He
Now that he's on the ground, motionless, the monster has changed. He looks like a human being, breathing raggedly, covered in the blood of your men. All those dreams you had of conquering this nation – of conquering the world – he crushed them beneath his burning fists and feet as he descended from the sky like some vengeful god. You were supposed to rule them all, now you only rule over the dead.
How can someone like this exist?
You move slowly with heavy, sluggish footsteps. Still in a haze of disbelief. This battle should have been yours. It shouldn't have been like this, blue fire blazing on the horizon and then it… him.
When you heard there were Konoha shinobi in the area, you weren't worried. You knew they wouldn't get involved. That cowardly village only ever sent their pathetic four man squads to take care of the civilians, to deliver food and water for those wretched farmers that lived in your country. The Konoha shinobi weren't for hire, not for greedy tyrants, or so you were told by that sneering big-bosomed blonde bitch calling herself the Hokage.
You take the last few steps over the muddy, blood-soaked ground, the earth sucking at your feet every time you lift your legs. Trying to suck you right into hell, you think. But then he's in front of you, facedown, brown with mud and blood. Green catching your eye, flecks of it. The last wisps of blue smoke rise off him like the souls of the dead. They're distorted and carried away by the breeze, never to return again.
His strength, whatever it was, is gone. That inhuman power has vanished into thin air. What's left is a man, inert and quiet except for ragged breathing. A man. A single man.
It was your mistake. You commanded your troops, you gave the order to wipe out that pesky pack of Konoha dogs, just because you could, to teach her a lesson for turning you down, for wrinkling her nose at you in disgust. Tyrant.
She thought she was better than you, that they were all better than you. And he, the one in front of him now, he probably thinks the same. Better than you, stronger, more powerful.
You draw your sword, gleaming steel without so much as a drop of blood on it yet because your men kept you away from the actual battle, protected you with their lives, and you grab the man by the scruff of his neck and start cutting. He groans but nothing more. There's no fighting now; his body is as limp as the old meat they used to sell on market day in your by now long destroyed home village.
You should kill him, you know that, but you don't. You slice the fabric at his back and then you rip it with your hands, rip it all off until he is lying naked in the dirt and he really is just a man. All muscle and sinew and bone but still just a man and for a second you can't think of what to do next. Except you know, low in your gut, what it is you have to do, what you need.
You know that it would be wrong for him to die because then he would never understand, he would simply cease to exist and that would be terrible. What he needs to understand, what only you can teach him, is that he is not better than you, that he is yours. Yours to possess, yours to use, to do with as you please, and, thinking that, you feel a hot thrill running down your spine. A jolt of liquid lightning embedding itself below your abdomen.
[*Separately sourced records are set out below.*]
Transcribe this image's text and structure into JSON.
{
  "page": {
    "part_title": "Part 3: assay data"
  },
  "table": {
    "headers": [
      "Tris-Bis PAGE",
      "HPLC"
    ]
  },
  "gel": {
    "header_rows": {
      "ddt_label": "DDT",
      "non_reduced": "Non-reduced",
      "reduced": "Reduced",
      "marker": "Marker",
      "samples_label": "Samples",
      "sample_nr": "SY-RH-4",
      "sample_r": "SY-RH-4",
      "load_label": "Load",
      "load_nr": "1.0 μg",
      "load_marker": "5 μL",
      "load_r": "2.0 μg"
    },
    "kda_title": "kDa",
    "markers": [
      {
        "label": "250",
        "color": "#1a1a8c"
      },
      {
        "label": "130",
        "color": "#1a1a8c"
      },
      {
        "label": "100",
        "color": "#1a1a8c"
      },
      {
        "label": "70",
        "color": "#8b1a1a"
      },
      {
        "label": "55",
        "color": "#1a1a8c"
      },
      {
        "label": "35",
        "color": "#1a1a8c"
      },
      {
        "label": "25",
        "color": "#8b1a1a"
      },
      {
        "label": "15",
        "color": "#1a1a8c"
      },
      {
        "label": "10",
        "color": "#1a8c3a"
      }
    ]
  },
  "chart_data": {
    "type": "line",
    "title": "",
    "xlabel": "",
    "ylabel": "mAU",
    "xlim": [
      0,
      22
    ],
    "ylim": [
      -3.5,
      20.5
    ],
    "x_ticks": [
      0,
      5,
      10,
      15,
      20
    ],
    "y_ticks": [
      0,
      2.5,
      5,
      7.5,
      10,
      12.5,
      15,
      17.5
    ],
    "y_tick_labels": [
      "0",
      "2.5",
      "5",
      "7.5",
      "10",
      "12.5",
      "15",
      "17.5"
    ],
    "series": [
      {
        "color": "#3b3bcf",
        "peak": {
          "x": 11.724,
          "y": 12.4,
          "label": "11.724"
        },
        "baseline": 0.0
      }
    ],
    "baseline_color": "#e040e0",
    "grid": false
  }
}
You bend down; you touch him. Your hands run down his back and he groans in discomfort. He's not quite there, barely conscious, mostly unconscious, his eyelids flickering under thick eyebrows. He's a strange, ugly creature, even his face is all bone, high cheekbones, prominent brow, wide jaw. Nothing like the plump girls your men would bring you.
It doesn't matter. He's yours now. And whatever happens, he will remember you forever. You'll make him remember.
(His body is as hot as a furnace, so hot that it hurts. Blood makes for bad lubricant, even if there is a lot. You push hard, as hard as you can and his scream feels like a reward. His eyes are open now, his fingers clawing at the dirt. They leave deep grooves, as he struggles to find purchase in the soft mud. There's no point, no strength left in the body beneath you. So you push into him again and again and he doesn't fight. His eyes are wet and blank and when his jaw unclenches and goes slack, it's like another offering to you.)